Nerve transfers (neurotization) can be performed to accelerate recovery from preganglionic injuries.9 Such procedures, performed ideally within 6 months, reduce time to reinnervation by reducing the distance to the site of the nerve injury. Sources for transfer include the spinal accessory nerve, intercostal nerves, and the medial pectoral nerve.10, 11 The Oberlin transfer uses a fascicle of a functioning ulnar nerve, but the median nerve or others may also be used in specific cases. 

Significant recovery after nerve grafting can take more than 18 months, and maintaining joint mobility, minimizing edema, and treating deafferentation pain during this period can make postoperative care challenging.

The age of the patient also is important. The ability of nerve transfers to restore functional strength decreases dramatically with patient age. Therefore, many of the surgical options are reserved for younger patients.



The brachial plexus is formed from the spinal nerves or roots, the coalescence of the ventral (motor) and the dorsal (sensory) rootlets as they pass through the spinal foramen.
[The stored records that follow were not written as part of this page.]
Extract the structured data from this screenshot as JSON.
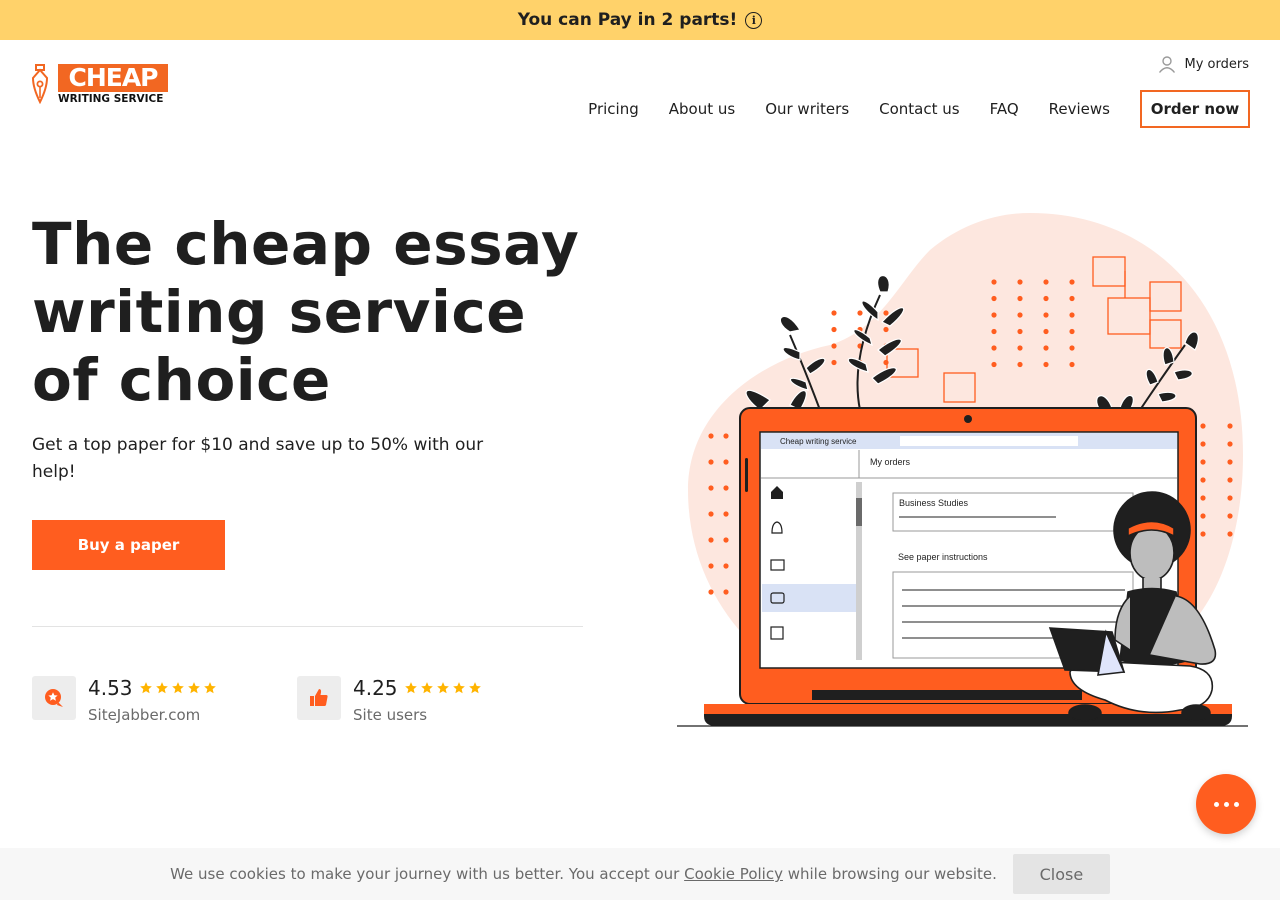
{
  "promo": {
    "text": "You can Pay in 2 parts!",
    "icon": "info-icon"
  },
  "logo": {
    "word": "CHEAP",
    "sub": "WRITING SERVICE",
    "icon": "pen-nib-icon",
    "color": "#f26722"
  },
  "header": {
    "my_orders": "My orders",
    "user_icon": "user-icon"
  },
  "nav": {
    "items": [
      "Pricing",
      "About us",
      "Our writers",
      "Contact us",
      "FAQ",
      "Reviews"
    ],
    "order_button": "Order now"
  },
  "hero": {
    "title": "The cheap essay writing service of choice",
    "subtitle": "Get a top paper for $10 and save up to 50% with our help!",
    "cta": "Buy a paper"
  },
  "ratings": [
    {
      "score": "4.53",
      "stars": 5,
      "source": "SiteJabber.com",
      "icon": "sitejabber-icon"
    },
    {
      "score": "4.25",
      "stars": 5,
      "source": "Site users",
      "icon": "thumbs-up-icon"
    }
  ],
  "illustration": {
    "app_title": "Cheap writing service",
    "page_title": "My orders",
    "field_label": "Business Studies",
    "instructions_label": "See paper instructions"
  },
  "cookie": {
    "text_before": "We use cookies to make your journey with us better. You accept our",
    "link": "Cookie Policy",
    "text_after": "while browsing our website.",
    "close": "Close"
  },
  "colors": {
    "accent": "#ff5d1f",
    "promo_bg": "#ffd26a",
    "star": "#ffb400",
    "blob": "#fde7df"
  }
}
The dorsal root ganglion contains the cell bodies of the sensory nerves; the cell bodies for the ventral nerves lie within the spinal cord.

Typically, the brachial plexus is formed from C5-T1; in some cases with there is a contribution from C4 (prefixed, 28-62%) or T2 (postfixed, 16-73%). All nerve supply to the upper extremity passes through this plexus. The brachial plexus starts at the scalenes, courses under the clavicle, and ends at the axilla. It is typically composed of 5 roots, 3 trunks, 6 divisions (2 from each trunk), 3 cords and terminal branches. 
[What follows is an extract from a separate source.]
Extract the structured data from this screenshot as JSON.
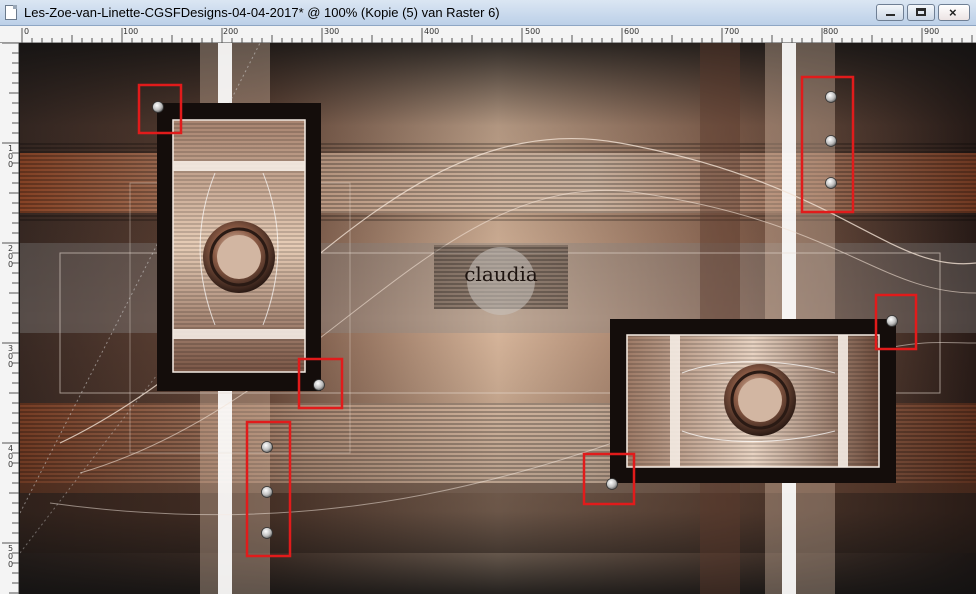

The 5 roots are named by the level with which they correspond. The C5-7 roots give off branches to form the long thoracic nerve, and the C5 root gives branches to form the dorsal scapular nerve. C5 and C6 gives branches to form the superior trunk, C7 the middle trunk, and C8 and T1 the inferior trunk. Each trunk has 2 divisions: 1 division of each of the trunks forms the posterior cord; the anterior division of the superior trunk and the anterior division of the middle trunk form the lateral cord. The anterior division of the inferior trunk forms the medial cord. The medial, lateral, and posterior cord designations describe their relationship to the axillary artery.

The superior trunk gives off the suprascapular nerve and a nerve to subclavius. The posterior cord has the upper and lower subscapular nerves, with the thoracodorsal nerve between them. The lateral pectoral nerve emanates from the lateral cord, and the medial pectoral nerve from the medial cord but with a connection between the pectoral nerves. The posterior cord then becomes the axillary and radial nerves.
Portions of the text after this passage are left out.